1 lb. Chicken Sausage
3 tablespoons olive oil, plus more for drizzling
2 medium onions, thinly sliced
4 garlic cloves, thinly sliced
½ teaspoon crushed red pepper flakes
3 cups low-sodium chicken broth
1 head of escarole, leaves separated and torn (about 8 cups), divided
Kosher salt, freshly ground pepper
2 tablespoons fresh lemon juice
4 thick slices country-style bread, toasted
1 Fresno chile, thinly sliced into rings
½ cup finely grated Parmesan
Heat 3 Tbsp. oil in a Dutch oven or other medium heavy pot over medium-high. Cook sausages, turning occasionally, until well browned and cooked through, 12–15 minutes. Transfer to a plate.
Cook onions in same pot, stirring occasionally, until softened and they take on some color, 6–8 minutes. Add garlic and red pepper flakes and cook, stirring to make sure the garlic doesn’t burn, 2 minutes.

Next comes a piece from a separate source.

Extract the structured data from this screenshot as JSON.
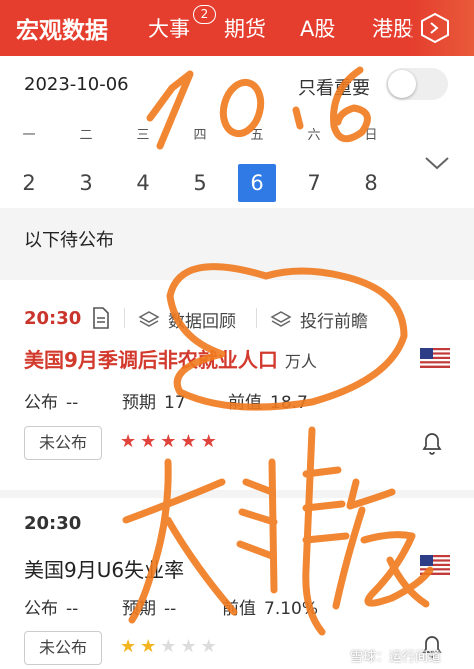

Add broth and bring to a simmer. Add half of the escarole in batches, letting wilt slightly after each batch before adding more, and simmer 10 minutes. Season with salt and pepper.
Cut sausage in half on a diagonal. Mix in lemon juice and the rest of the escarole into onion mixture and place sausage on top. Cook until warmed through, about 5 minutes.
Place toast in wide bowls and mound escarole mixture on top. Place 2 sausage halves on top of each, then ladle liquid left in pan over. Top with, Parmesan, and some cracked pepper; drizzle with more oil.